AT the height of the can’t and hypocrisy surrounding the European Super League, the greybeards of Scottish football were pontificating about the game belonging to the fans. The SPFL have just extended a contract with Premier Sports allowing them to cherry-pick Scottish games.

Note this does not guarantee that they will show Scottish games, it just gives them the right at a few days’ notice to block clubs own pay-per-view schemes. In order to have a chance (no guarantee) to watch their sides, Scottish fans have to shell out for BBC, Sky Sports, BT Sports and Premier Sports at a whopping total of £983 a year. Plus pay-per-view games.

If the SFA and SPFL were remotely interested in their supporters rather than their wallets they would jointly arrange a deal with a single broadcaster which would cover all matches.

Ian Richmond

Gretna

THE ABRDN brand name, created by some hotshot, hip, techy guy or gal that came up with the idea after using too much SMS, is the new funky in-name for all cool jargon-eezers who ditched drab old Standard Life Aberdeen (Standard Life Aberdeen stuns social media with radical name change, thenational.scot, April 26).

The rise of the consonant over the vowel could have serious implications for limited texters like me, who only use it when I have to.
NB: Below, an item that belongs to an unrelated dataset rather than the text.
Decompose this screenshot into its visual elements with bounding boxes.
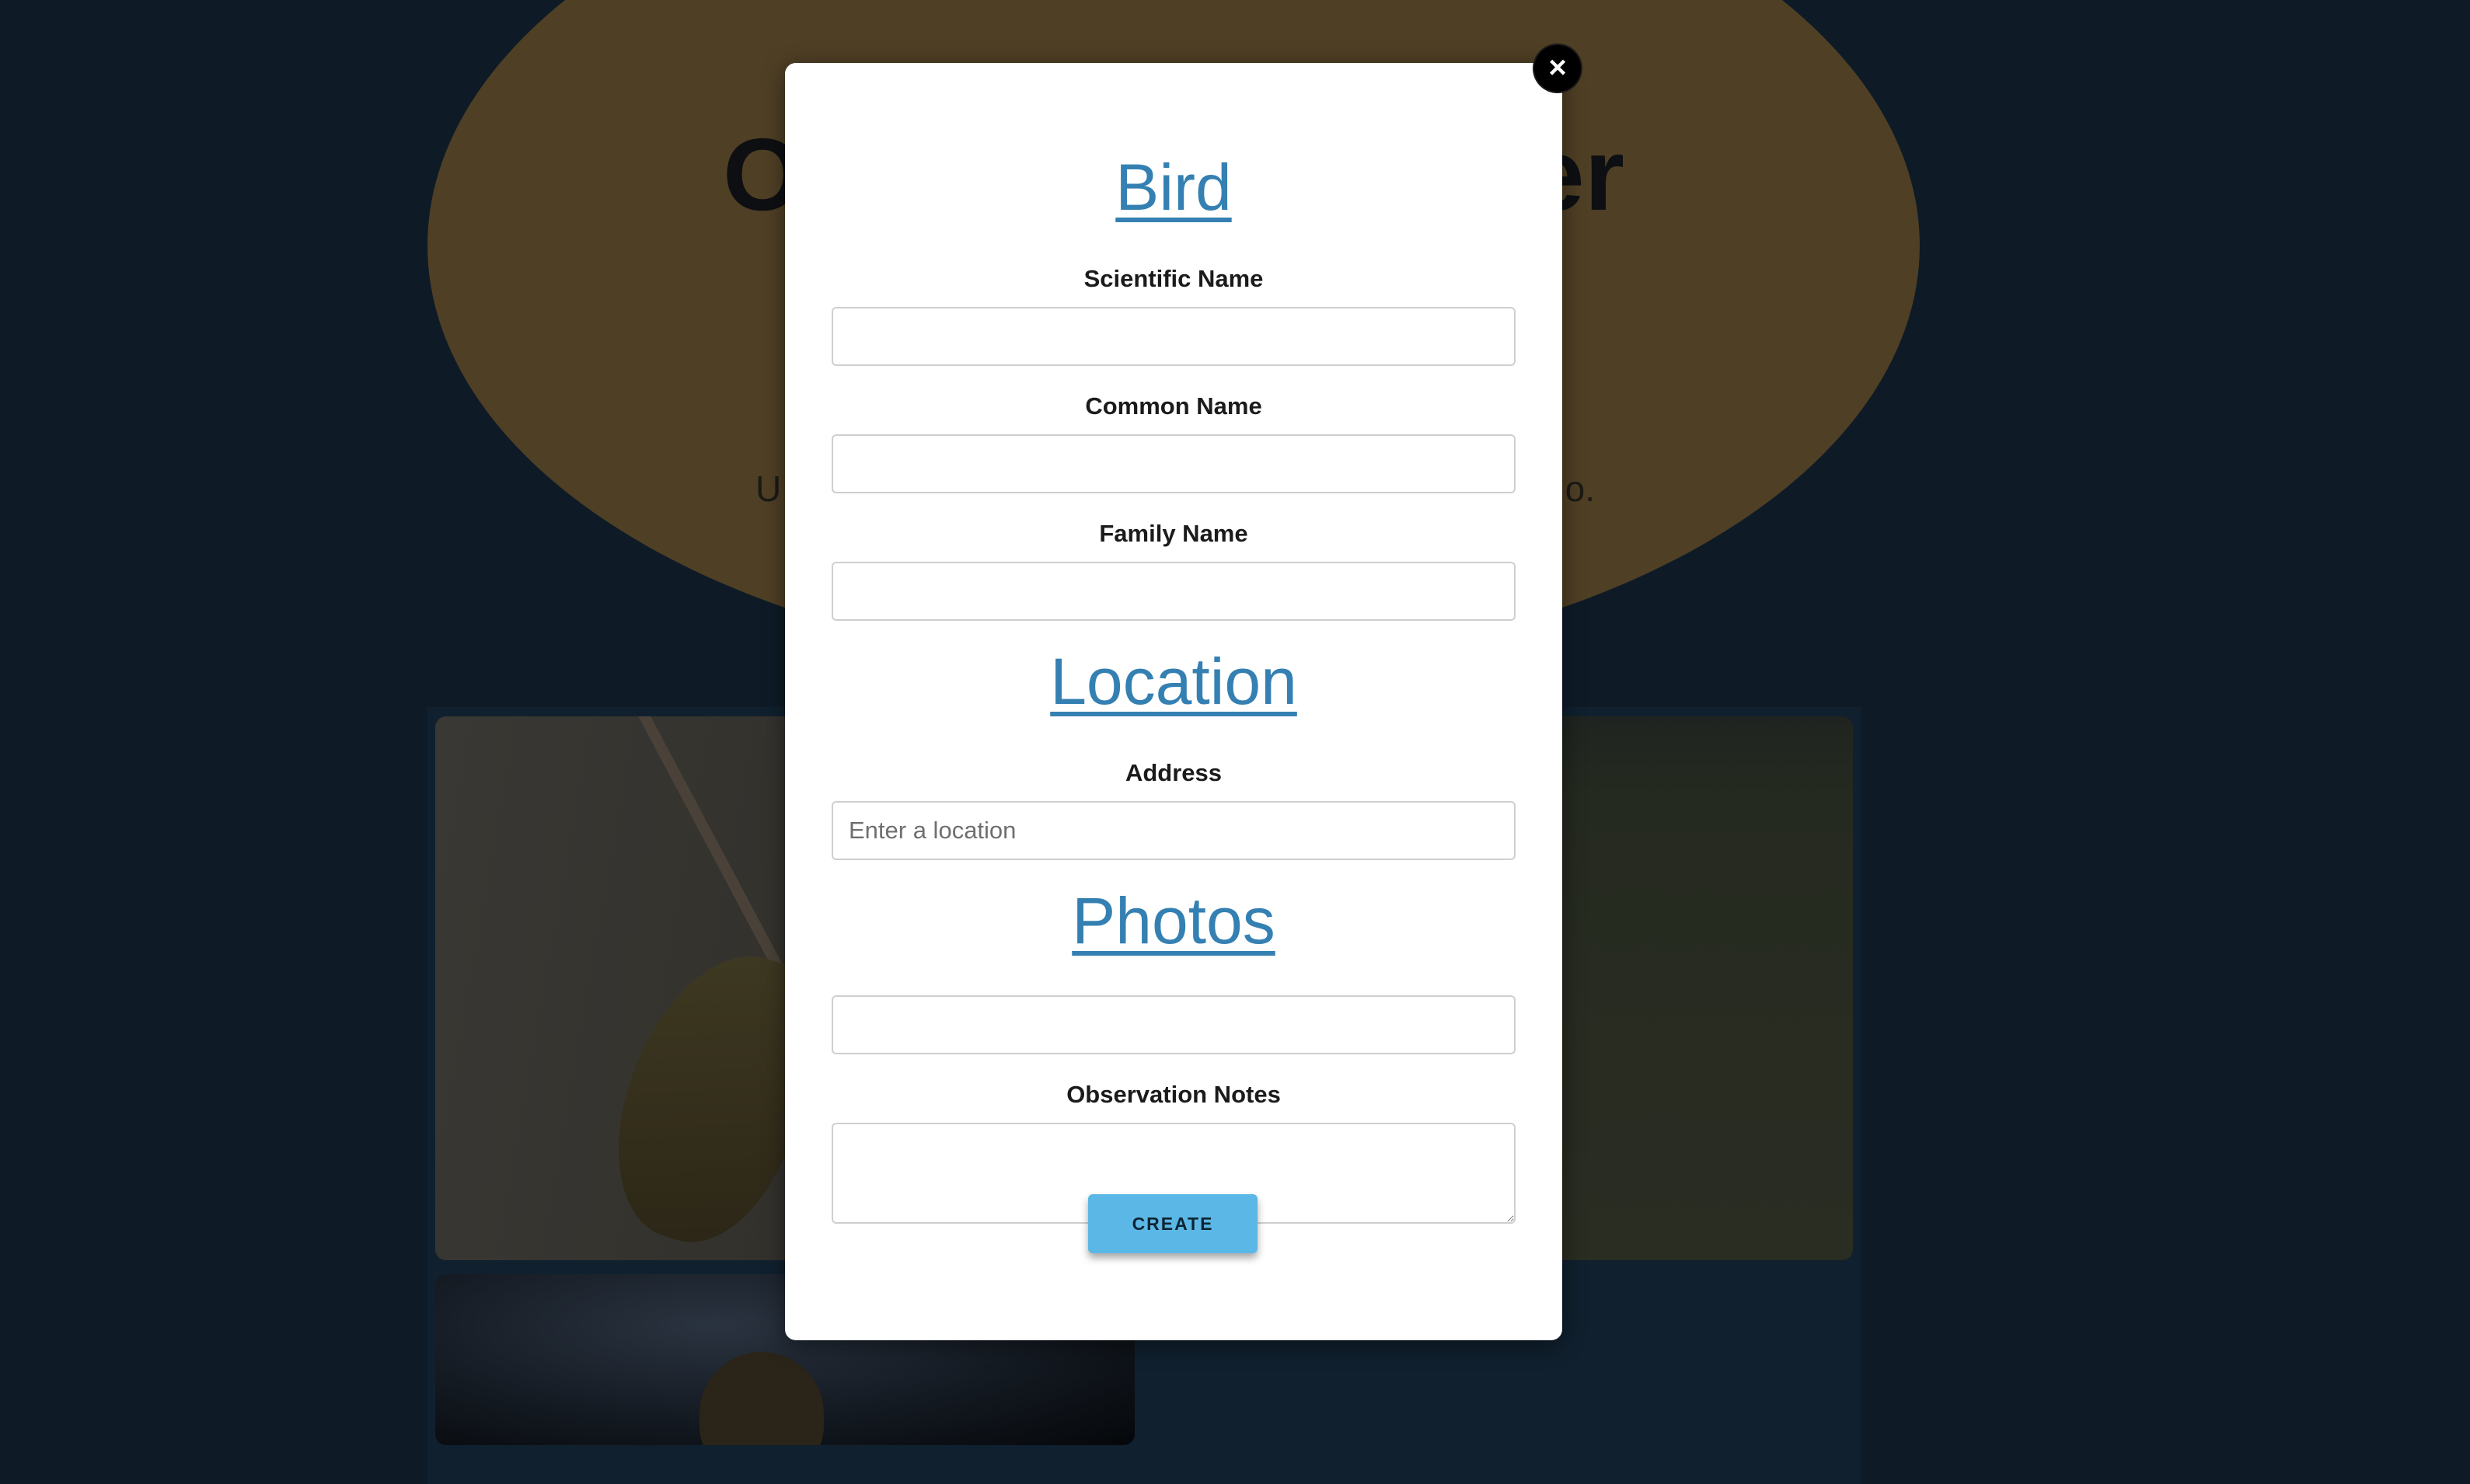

What would it be like if it caught on? How would you feel if you hailed from EDNBRA?

As an Aberdonian, I have to declare an interest. Mangling my home town’s name provokes a natural inclination in me to defend its fulsome right to be spelled correctly. So where could it lead to? How about a novel written in SMS shorthand for instance? Hang on a minute, that maybe worth exploring – it could save a few forests.

Mike Herd

Highland

HAMISH MacPherson writes in the Sunday National about Saint Margaret (Malcolm Canmore, the Great Chief who was married to St Margaret, April 25). In his historical columns he is not only improving our knowledge but correcting the bias that has arisen from Scottish history until recently being seen through an English lens.

In his piece he may have fallen into this erroneous view and accepted Margaret as civilising influence in Scotland. Some sources differ.

Malcolm Canmore was not illiterate: he could read, write and negotiate, whereas Margaret could only converse in Latin and Hungarian. Malcolm dispatched his first wife and mother of his three sons to Orkney, creating dynastic confusion, in order to marry this refugee from William the Conqueror.

She set about undermining all that was foreign to her: the Gaelic language, the Celtic Church, the clan system. Her charitable behaviour was an effort to buy allegiance in an alien environment and bankrupted the state. Papal sainthood granted 150 years after was for her part in Romanising the Celtic Church. Personally, I often wonder whether if that relatively austere church had survived in Scotland, our history would have been less tragic.

As a separate issue, St Margaret’s chapel in Edinburgh Castle was built after her time and she never worshipped there. After the death of Margaret there were five kings in five years, a chaotic outcome.

Iain WD Forde

Scotlandwell

KATIE Tunn’s article on enjoying the Scottish countryside responsibly in last Sunday’s National was timely (How to enjoy the countryside responsibly, April 25). However, one piece of advice she gave was dangerous and wrong. This was anent single-track roads. She said: “If there is someone directly behind you, please pull into the next passing place and let them overtake you”. That is completely wrong and highly dangerous.

The important advice is that one should always stay on the left-hand side of the road. If the passing place is on the left-hand side of the road then, yes, you go into it. However if the passing place is on the opposite, right-hand side, of the road you still stop on the left-hand side of the road opposite the passing place. The car behind then drives past you using the passing place to overtake.

I have seen so many near-tragic accidents caused by people driving into a passing place on the right-hand side of the road. Please correct this dangerous advice. It cannot be emphasised enough: ALWAYS STAY ON THE LEFT. Our country is beautiful, let us also keep it safe.

Madeline Macphail

Ullapool

I CAN make an appointment with my dentist, my hairdresser, my podiatrist, my beautician but just try to see a doctor and all sorts of difficulties arise. Receptionists will attempt to block any face-to-face contact with the GP, even suggesting that one visits the pharmacist to let her see one’s shingles! Got short shrift with that one! What exactly are GPs doing at the moment? Certainly not seeing patients.